Islamic zeal linked the PLO with training camps in Pakistan supporting the 1979-1989 jihad against the Soviet occupation of neighboring Afghanistan. “In 1986 the PLO started to send the most promising radicalized youth to advance training in mujahideen camps in Pakistan, where all the Islamist parties provided special training facilities,” Bodansky noted. Already there helping lead this fight was the Palestinian jihadist thinker Abdullah Azzam, Bodansky observed. “In the mid-1970s Azzam broke with the Palestinian armed struggle against Israel because it was driven by national revolutionary ideology instead of being an Islamist jihad.”
Bodansky asserted in 1999 that the Middle East’s “pro-Western conservative regimes are near collapse, more from self-destruction than anything else, especially in Saudi Arabia,” but subsequent decades have disproved his pessimism. Abdel Fattah al-Sisi returned Egypt to a pro-Western strongman rule after a brief Muslim Brotherhood-dominated regime interlude in 2011-2013 following Hosni Mubarak’s fall from power during the “Arab Spring.” Meanwhile Saudi Arabia and other Gulf states including Bahrain and the United Arab Emirates along with Morocco have embarked upon domestic reforms and growing ties with Israel.

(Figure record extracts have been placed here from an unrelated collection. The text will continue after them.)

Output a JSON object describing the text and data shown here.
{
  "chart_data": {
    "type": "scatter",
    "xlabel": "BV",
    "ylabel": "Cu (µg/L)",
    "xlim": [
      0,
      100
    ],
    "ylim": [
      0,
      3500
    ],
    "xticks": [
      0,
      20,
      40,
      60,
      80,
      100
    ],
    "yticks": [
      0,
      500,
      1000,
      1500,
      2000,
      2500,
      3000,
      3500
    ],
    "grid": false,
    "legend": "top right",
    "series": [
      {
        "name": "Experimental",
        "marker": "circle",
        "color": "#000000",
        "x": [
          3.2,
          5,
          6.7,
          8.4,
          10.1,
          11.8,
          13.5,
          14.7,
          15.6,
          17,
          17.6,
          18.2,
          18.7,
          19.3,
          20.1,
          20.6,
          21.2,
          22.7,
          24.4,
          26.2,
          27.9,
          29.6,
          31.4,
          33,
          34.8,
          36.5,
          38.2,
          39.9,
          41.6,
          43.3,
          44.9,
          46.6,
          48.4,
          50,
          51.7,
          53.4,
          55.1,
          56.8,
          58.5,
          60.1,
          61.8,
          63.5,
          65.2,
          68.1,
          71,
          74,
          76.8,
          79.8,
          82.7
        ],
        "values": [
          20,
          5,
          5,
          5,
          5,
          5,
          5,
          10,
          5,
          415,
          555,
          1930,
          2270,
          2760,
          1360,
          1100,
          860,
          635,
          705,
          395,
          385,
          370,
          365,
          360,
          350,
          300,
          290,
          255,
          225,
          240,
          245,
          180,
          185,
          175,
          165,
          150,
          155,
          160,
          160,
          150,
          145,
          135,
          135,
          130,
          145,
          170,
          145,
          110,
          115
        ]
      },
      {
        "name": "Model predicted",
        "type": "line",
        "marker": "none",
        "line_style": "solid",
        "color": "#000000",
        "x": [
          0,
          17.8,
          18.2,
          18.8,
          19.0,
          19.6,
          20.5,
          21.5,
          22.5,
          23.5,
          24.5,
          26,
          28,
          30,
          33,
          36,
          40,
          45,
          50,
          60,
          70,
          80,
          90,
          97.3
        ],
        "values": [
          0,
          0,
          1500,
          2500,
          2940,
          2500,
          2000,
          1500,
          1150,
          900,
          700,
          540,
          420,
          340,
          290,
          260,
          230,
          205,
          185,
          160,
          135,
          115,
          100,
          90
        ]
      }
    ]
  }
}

Yet Bodansky in 1999 demonstrated in detail how Islam remains the dominant political factor in Muslim-majority countries, an assessment that is hardly changed in 2022. From Afghanistan and Pakistan to Egypt, Saudi Arabia, and Somalia, the historic struggle between Islamic and Western influences, as analyzed by Bodansky, continues. Only time will tell when the zeal for Islam’s faith-based politics will finally burn out as Muslims struggle globally to integrate into the modern world.